Edmunds Elksnis

Personal information
- Born: November 19, 1990 (age 35) Rūjiena, Latvia
- Listed height: 1.88 m (6 ft 2 in)
- Listed weight: 91 kg (201 lb)

Career information
- Playing career: 2011–present
- Position: Point guard

Career history
- 2011–2015: BK Valmiera
- 2015–2017: Jūrmala/Fēnikss
- 2017–2018: Valmiera/Ordo
- 2018–2021: Valmiera Glass ViA
- 2021–2022: Tartu Ülikool
- 2022–2023: BK Ventspils
- 2023–2025: Valmiera Glass ViA

Career highlights
- Estonian Cup winner (2022);

= Edmunds Elksnis =

Latvian basketball player

Edmunds Elksnis (born November 19, 1990) is a former Latvian professional basketball player from Rūjiena, Latvia. Priot joining Valmiera Glass ViA Elksnis represented Tartu Ülikool and BK Ventspils in the Latvian–Estonian Basketball League. Elksnis is playing point guard position.

==Professional career==
Edmunds Elksnis started his professional career with BK Valmiera in 2011, when Ainars Zvirgzdins gave a chance for young player to prove himself with Latvian Basketball League team. In his second professional season Elksnis won Latvian league bronze medal with Valmiera team, which in this time was coached by Varis Krūmiņš. Valmiera came back from 0-2 deficit in bronze series and won Barons Kvartāls with 3-2. After four seasons with Valmiera Elksnis moved to Jūrmala/Fēnikss where point guard matured into one of team leaders, proving himself as quick player who can be very productive in fast basketball demanded by Jūrmala coach Arnis Vecvagars. In September of 2017 Elksnis signed with recent Latvian champion Valmiera/Ordo.
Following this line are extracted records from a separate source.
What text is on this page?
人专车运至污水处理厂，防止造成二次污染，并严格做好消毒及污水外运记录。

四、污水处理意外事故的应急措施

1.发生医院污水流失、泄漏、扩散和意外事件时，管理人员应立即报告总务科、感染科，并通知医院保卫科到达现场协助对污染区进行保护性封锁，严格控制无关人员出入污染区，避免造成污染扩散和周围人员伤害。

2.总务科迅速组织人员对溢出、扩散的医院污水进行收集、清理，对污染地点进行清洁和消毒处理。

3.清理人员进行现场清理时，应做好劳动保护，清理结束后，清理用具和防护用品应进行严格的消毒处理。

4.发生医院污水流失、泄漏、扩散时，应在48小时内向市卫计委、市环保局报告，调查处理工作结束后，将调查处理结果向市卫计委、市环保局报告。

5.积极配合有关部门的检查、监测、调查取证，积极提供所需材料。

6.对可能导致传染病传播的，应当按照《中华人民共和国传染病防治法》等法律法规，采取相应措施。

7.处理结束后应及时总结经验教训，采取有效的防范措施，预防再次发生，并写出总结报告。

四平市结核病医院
Only two years after Valmiera championship season team bankrupted and Elksnis moved to promoted Valmiera Glass ViA in Latvian-Estonian Basketball League. In 2019./2020. season Elksnis was leagues leading statistical assister before leagues suspension due to COVID-19 pandemic in Latvia.

==Latvian National Team==
Elksnis was late bloomer, so he was not called to Latvian youth national teams. In summer of 2020 Latvian National team coach Roberts Štelmahers included Elksnis into team for Baltic Chain tournament in honor of Estonian basketball hundred years celebration. Elksnis was candidate for EuroBasket 2022 qualification, but did not make final squad.